The awareness ribbon color for ovarian cancer is teal.
Unlike cervical cancer, which is caused by a virus, the cause of ovarian cancer is unclear. What is known is that the cancer cells begin as normal, healthy cells that acquire a genetic mutation. These cells begin to grow and multiply out of control, eventually forming tumors. If left untreated, these cells can break off and spread to other areas of the body, which is known as metastasis.
The type of cell where the cancer originates determines the type of cancer as well as the treatment and the prognosis.
- Epithelial Tumors: this is cancer that begins in the cells that form the outer layer of tissue of the ovary. This is the most common form of ovarian cancer.
- Germ Cell Tumors: this is the type of cancer that begins in the egg producing cells. This is the type of cancer that affects young women. Women of all ages can develop ovarian cancer, even teenagers.
- Stromal Tumors: this is the type of cancer that starts in the hormone producing tissue.
The symptoms associated with ovarian cancer are very general and not specific to ovarian cancer. This leads to the cancer often being misdiagnosed. Symptoms include;:
- Abdominal pressure
- Abdominal fullness
- Abdominal swelling or bloating
- Persistent indigestion, gas or nausea
- Changes in bowel habits, such as constipation
- Changes in urinary frequency, usually increased need to urinate
- Loss or decrease of appetite
- Increased abdominal girth (may notice that clothes are fitting tighter around waist)
- Persistent fatigue
- Pelvic discomfort or pain
- Low back pain
Someone with a family history of any type of reproductive cancer should speak with their doctor about their risk, especially if they exhibit any of the above symptoms. It’s better to be safe and get checked than to find out too late.
The treatment of ovarian cancer usually involves both surgery and chemotherapy. The surgery is often extensive and involves the removal of both ovaries, fallopian tubes, the uterus, the surrounding lymph nodes and a layer of the surrounding fatty tissue, called the omentum. The cancer often spreads to this tissue.
A less extensive form of surgery may be possible if the cancer was caught early enough. Those women with Stage I cancer may even be able to retain their ability to have children if only one ovary and fallopian tube needs to be removed.
During either surgery, the doctor will also remove as much of the cancer as possible from the abdominal cavity, a procedure called surgical debulking.

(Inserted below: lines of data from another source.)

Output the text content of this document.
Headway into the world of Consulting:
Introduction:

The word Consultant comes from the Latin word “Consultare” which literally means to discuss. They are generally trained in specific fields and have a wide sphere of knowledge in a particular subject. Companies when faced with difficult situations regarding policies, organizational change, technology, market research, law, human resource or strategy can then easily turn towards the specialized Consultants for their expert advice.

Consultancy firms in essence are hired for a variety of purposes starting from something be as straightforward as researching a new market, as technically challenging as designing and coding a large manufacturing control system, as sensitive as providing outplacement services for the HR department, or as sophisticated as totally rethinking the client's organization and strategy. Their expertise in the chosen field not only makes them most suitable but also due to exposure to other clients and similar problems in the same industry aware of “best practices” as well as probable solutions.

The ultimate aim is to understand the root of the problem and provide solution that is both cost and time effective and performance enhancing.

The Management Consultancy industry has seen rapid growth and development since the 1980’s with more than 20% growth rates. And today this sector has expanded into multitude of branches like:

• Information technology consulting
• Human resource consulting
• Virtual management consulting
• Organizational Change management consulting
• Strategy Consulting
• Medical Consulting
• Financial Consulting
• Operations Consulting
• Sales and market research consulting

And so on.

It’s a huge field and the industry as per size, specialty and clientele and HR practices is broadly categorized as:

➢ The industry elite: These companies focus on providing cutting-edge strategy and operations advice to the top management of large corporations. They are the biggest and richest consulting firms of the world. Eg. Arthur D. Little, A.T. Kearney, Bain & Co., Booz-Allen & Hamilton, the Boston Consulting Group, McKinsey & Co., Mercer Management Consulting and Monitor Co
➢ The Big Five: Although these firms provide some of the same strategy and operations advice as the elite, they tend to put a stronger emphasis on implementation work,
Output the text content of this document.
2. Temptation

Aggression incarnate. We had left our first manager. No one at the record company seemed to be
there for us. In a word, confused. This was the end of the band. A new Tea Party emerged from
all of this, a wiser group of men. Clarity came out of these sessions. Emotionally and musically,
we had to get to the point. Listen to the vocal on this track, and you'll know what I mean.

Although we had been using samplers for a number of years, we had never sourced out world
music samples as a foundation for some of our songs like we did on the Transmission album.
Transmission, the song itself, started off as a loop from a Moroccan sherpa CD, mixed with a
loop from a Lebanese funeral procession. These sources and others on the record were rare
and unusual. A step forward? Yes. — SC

After surgery women will be started on chemotherapy. Chemotherapy is the use of medication that kills cancer. These medications are Paclitaxel (Taxol) and Cisplatin (Platinol). It can be administered intravenously (IV) or by injection directly into the abdomen. The amount of chemotherapy that will be necessary will be determined by the doctor based on the severity of each woman’s case.

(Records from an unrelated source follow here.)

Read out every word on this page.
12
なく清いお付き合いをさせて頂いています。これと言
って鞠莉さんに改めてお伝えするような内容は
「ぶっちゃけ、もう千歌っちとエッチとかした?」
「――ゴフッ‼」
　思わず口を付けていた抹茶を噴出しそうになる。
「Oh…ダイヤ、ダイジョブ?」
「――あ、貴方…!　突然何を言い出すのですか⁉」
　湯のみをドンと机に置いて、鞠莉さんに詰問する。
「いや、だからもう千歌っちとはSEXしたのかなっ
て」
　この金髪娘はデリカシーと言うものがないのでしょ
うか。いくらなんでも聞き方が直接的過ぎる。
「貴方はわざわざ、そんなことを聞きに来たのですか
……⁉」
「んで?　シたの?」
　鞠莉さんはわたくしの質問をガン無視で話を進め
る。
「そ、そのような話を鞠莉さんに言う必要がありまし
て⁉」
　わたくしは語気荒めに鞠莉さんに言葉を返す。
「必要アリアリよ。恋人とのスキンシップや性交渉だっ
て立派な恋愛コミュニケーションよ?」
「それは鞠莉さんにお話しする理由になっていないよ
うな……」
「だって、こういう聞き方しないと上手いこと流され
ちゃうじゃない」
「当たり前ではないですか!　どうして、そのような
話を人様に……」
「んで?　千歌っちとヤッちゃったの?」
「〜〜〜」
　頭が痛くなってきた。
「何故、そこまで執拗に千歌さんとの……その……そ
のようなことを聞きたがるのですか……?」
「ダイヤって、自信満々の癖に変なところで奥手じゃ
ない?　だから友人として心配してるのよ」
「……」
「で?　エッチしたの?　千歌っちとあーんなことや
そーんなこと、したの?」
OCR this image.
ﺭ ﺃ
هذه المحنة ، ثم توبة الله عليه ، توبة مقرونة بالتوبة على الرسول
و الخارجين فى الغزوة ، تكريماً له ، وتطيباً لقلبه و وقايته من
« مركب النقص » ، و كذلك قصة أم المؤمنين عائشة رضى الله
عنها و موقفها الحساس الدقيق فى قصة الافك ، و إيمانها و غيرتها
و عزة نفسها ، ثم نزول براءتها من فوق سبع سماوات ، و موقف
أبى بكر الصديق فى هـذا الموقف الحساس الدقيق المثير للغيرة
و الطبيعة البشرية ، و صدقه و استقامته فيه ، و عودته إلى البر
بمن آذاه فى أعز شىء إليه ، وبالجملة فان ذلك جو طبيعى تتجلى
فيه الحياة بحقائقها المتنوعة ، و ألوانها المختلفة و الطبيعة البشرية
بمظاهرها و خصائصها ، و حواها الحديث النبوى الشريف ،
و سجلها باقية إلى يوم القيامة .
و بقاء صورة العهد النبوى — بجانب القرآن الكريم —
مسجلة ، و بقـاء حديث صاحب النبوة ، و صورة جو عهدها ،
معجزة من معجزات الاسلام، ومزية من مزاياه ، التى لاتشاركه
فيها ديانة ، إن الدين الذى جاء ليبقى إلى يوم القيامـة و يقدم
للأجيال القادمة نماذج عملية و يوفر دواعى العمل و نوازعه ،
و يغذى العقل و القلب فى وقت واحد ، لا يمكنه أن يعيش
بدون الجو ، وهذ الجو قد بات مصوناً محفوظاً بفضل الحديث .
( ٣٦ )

Depending upon each case, radiation is also used, occasionally.
Like many other forms of cancer, the prognosis of women with ovarian cancer depends greatly upon how early the cancer was diagnosed. As with every other type of cancer, the earlier the diagnosis the better the chances of survival.

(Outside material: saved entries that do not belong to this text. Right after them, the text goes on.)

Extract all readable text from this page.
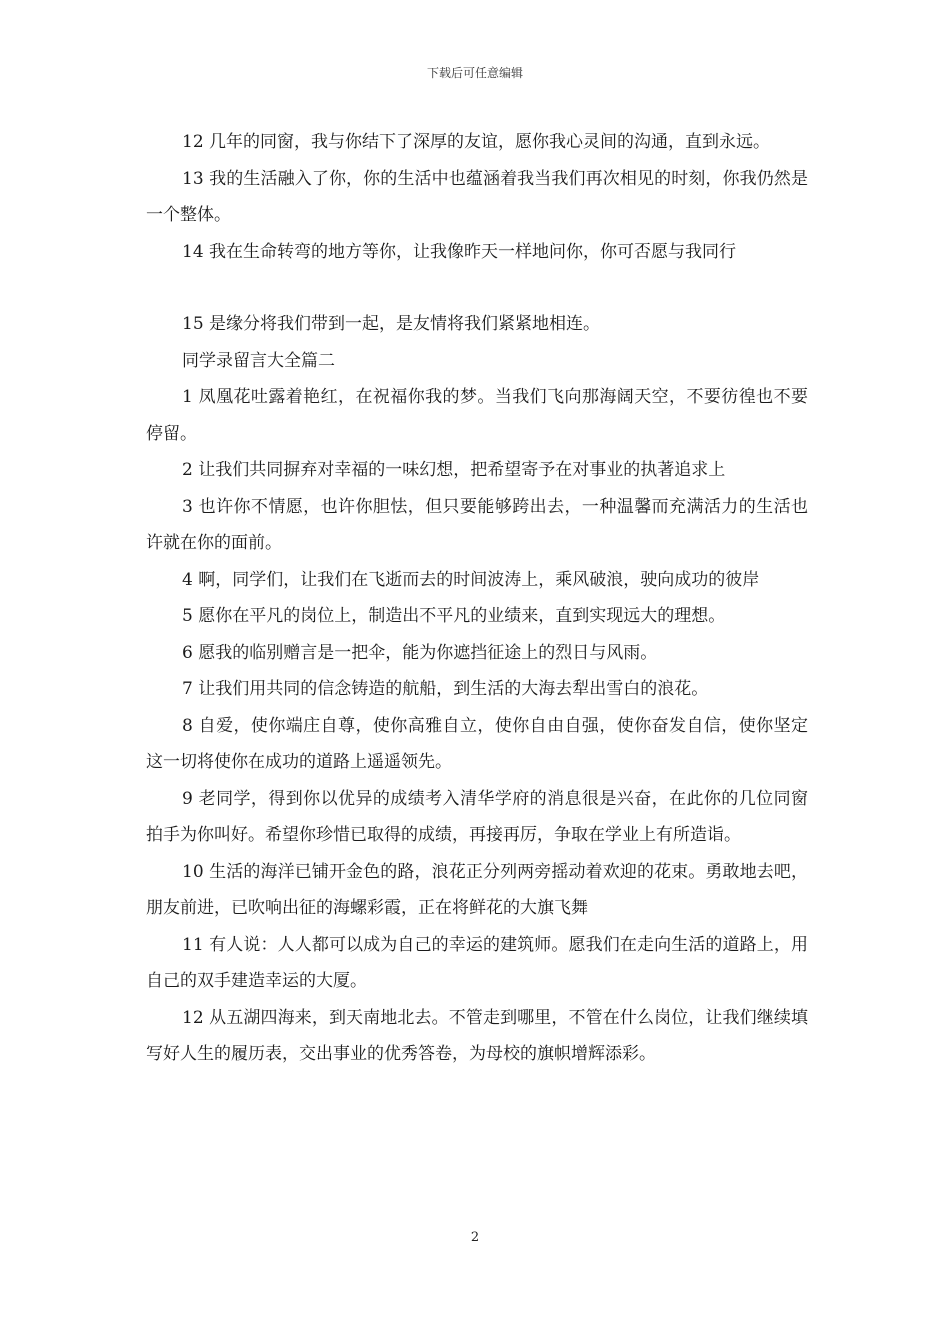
下载后可任意编辑

12 几年的同窗，我与你结下了深厚的友谊，愿你我心灵间的沟通，直到永远。

13 我的生活融入了你，你的生活中也蕴涵着我当我们再次相见的时刻，你我仍然是一个整体。

14 我在生命转弯的地方等你，让我像昨天一样地问你，你可否愿与我同行

15 是缘分将我们带到一起，是友情将我们紧紧地相连。

同学录留言大全篇二

1 凤凰花吐露着艳红，在祝福你我的梦。当我们飞向那海阔天空，不要彷徨也不要停留。

2 让我们共同摒弃对幸福的一味幻想，把希望寄予在对事业的执著追求上

3 也许你不情愿，也许你胆怯，但只要能够跨出去，一种温馨而充满活力的生活也许就在你的面前。

4 啊，同学们，让我们在飞逝而去的时间波涛上，乘风破浪，驶向成功的彼岸

5 愿你在平凡的岗位上，制造出不平凡的业绩来，直到实现远大的理想。

6 愿我的临别赠言是一把伞，能为你遮挡征途上的烈日与风雨。

7 让我们用共同的信念铸造的航船，到生活的大海去犁出雪白的浪花。

8 自爱，使你端庄自尊，使你高雅自立，使你自由自强，使你奋发自信，使你坚定这一切将使你在成功的道路上遥遥领先。

9 老同学，得到你以优异的成绩考入清华学府的消息很是兴奋，在此你的几位同窗拍手为你叫好。希望你珍惜已取得的成绩，再接再厉，争取在学业上有所造诣。

10 生活的海洋已铺开金色的路，浪花正分列两旁摇动着欢迎的花束。勇敢地去吧，朋友前进，已吹响出征的海螺彩霞，正在将鲜花的大旗飞舞

11 有人说：人人都可以成为自己的幸运的建筑师。愿我们在走向生活的道路上，用自己的双手建造幸运的大厦。

12 从五湖四海来，到天南地北去。不管走到哪里，不管在什么岗位，让我们继续填写好人生的履历表，交出事业的优秀答卷，为母校的旗帜增辉添彩。

2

According to the American Cancer Society, the five-year survival rate for those with Stage I cancer is over 90 percent. Of course this number decreases greatly as the cancer progresses, with those in Stage IV (terminal) being just 18 percent. It’s also important to note that many women who are ovarian cancer survivors live much longer than five years after their diagnosis, this is just the number that is used for compiling statistics.
As these numbers demonstrate early detection is absolutely the key to survival. If a woman thinks that there is a problem, she should see her doctor immediately and discuss her concerns. It’s better to be safe than sorry when it comes to cancer.